L’Univers est vaste, oui, mais de combien exactement ? Pour répondre à cette question il faut établir des repères.
Cette tâche est rendu difficile par le fait que le ciel nous apparaît en 2 dimensions et qu’il n’y a rien de plus semblable à un point lumineux qu’un autre point lumineux. Ce point lumineux lointain apparaîtra proche, car énorme, alors qu’un autre point, tout aussi lumineux, sera beaucoup plus près et donc petit. Pour remédier à ce problème les astronomes ont dû trouver un objet, les supernovæ, dont on maîtrise le comportement afin de s’en servir comme jalon et ainsi mesurer les distances.
Mais, car il y a toujours un « mais », l’espace entre la Terre et ces supernovæ n’est pas vide ! De la poussière, qui ne s’accumule pas que sur les télescopes, jonche l’Univers diminuant l’intensité des corps lumineux. Donc, il a fallu étudier cette poussière pour comprendre son influence.
C’est ce qu’a fait le Dr. Emmanuel Gangler, de l’Institut national de physique nucléaire et de physique des particules, au sein d’un groupe international : la Nearby Supernova Factory.
Écouter « Dépoussiérer les étoiles » \
Télécharger « Dépoussiérer les étoiles » au format MP3.
Transcription
Comment fait-on pour calculer les distances ?
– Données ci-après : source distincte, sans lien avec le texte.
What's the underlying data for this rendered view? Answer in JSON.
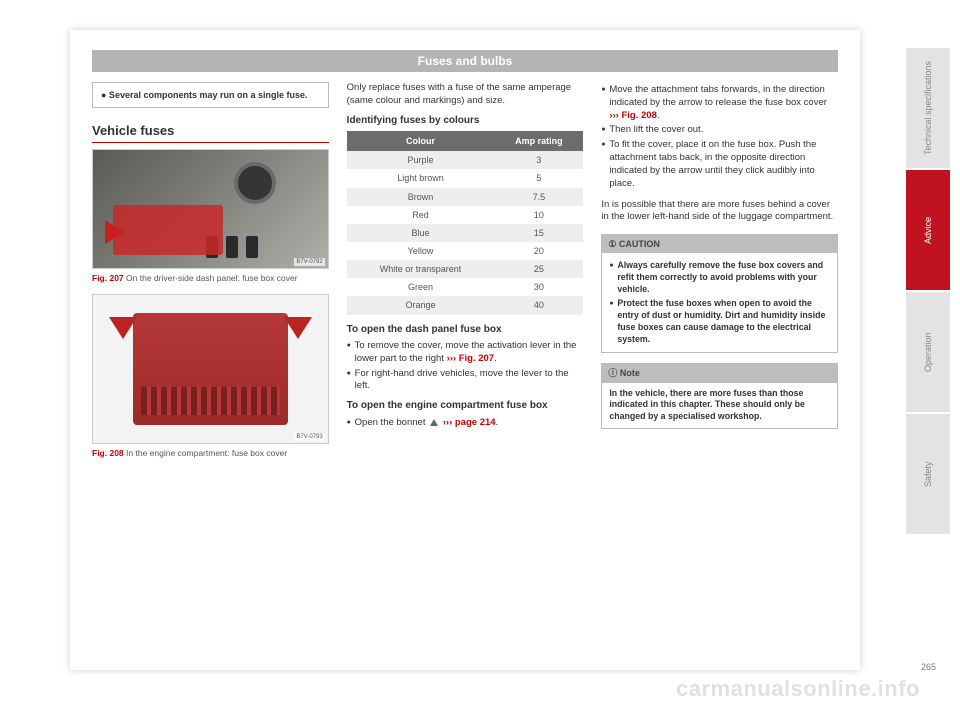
{
  "header": "Fuses and bulbs",
  "col1": {
    "infobox": "● Several components may run on a single fuse.",
    "section_heading": "Vehicle fuses",
    "fig207": {
      "code": "B7V-0792",
      "ref": "Fig. 207",
      "caption": "On the driver-side dash panel: fuse box cover"
    },
    "fig208": {
      "code": "B7V-0793",
      "ref": "Fig. 208",
      "caption": "In the engine compartment: fuse box cover"
    }
  },
  "col2": {
    "intro": "Only replace fuses with a fuse of the same amperage (same colour and markings) and size.",
    "table_heading": "Identifying fuses by colours",
    "table": {
      "headers": [
        "Colour",
        "Amp rating"
      ],
      "rows": [
        [
          "Purple",
          "3"
        ],
        [
          "Light brown",
          "5"
        ],
        [
          "Brown",
          "7.5"
        ],
        [
          "Red",
          "10"
        ],
        [
          "Blue",
          "15"
        ],
        [
          "Yellow",
          "20"
        ],
        [
          "White or transparent",
          "25"
        ],
        [
          "Green",
          "30"
        ],
        [
          "Orange",
          "40"
        ]
      ]
    },
    "sub1": "To open the dash panel fuse box",
    "b1": "To remove the cover, move the activation lever in the lower part to the right",
    "b1ref": "››› Fig. 207",
    "b2": "For right-hand drive vehicles, move the lever to the left.",
    "sub2": "To open the engine compartment fuse box",
    "b3a": "Open the bonnet",
    "b3b": "››› page 214",
    "b3dot": "."
  },
  "col3": {
    "b1a": "Move the attachment tabs forwards, in the direction indicated by the arrow to release the fuse box cover",
    "b1ref": "››› Fig. 208",
    "b1dot": ".",
    "b2": "Then lift the cover out.",
    "b3": "To fit the cover, place it on the fuse box. Push the attachment tabs back, in the opposite direction indicated by the arrow until they click audibly into place.",
    "para": "In is possible that there are more fuses behind a cover in the lower left-hand side of the luggage compartment.",
    "caution": {
      "title": "①  CAUTION",
      "b1": "Always carefully remove the fuse box covers and refit them correctly to avoid problems with your vehicle.",
      "b2": "Protect the fuse boxes when open to avoid the entry of dust or humidity. Dirt and humidity inside fuse boxes can cause damage to the electrical system."
    },
    "note": {
      "title": "ⓘ  Note",
      "body": "In the vehicle, there are more fuses than those indicated in this chapter. These should only be changed by a specialised workshop."
    }
  },
  "tabs": [
    "Technical specifications",
    "Advice",
    "Operation",
    "Safety"
  ],
  "page_number": "265",
  "watermark": "carmanualsonline.info"
}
Le principe est relativement simple mais la mise en œuvre est compliquée. Nous avons affaire à des objets qui sont lumineux et lointains. Il n’est bien sûr pas question de prendre un mètre et d’arpenter l’Univers, cela prendrait beaucoup trop d’années pour réaliser la mesure. Donc, nous allons observer la lumière des étoiles telle qu’elle nous parvient.
Le principe est simple : plus la lumière est faible, plus on a envie de dire que l’étoile est lointaine, alors que plus elle est forte et on a envie de dire que l’étoile est proche. C’est une méthode qu’on appelle la « méthode des chandelles standard ». Si vous imaginez quelqu’un qui tient une bougie en regardant la lumière qui vient de la bougie vous pouvez dire si la personne est proche ou lointaine, même si tout le reste est plongé dans le noir.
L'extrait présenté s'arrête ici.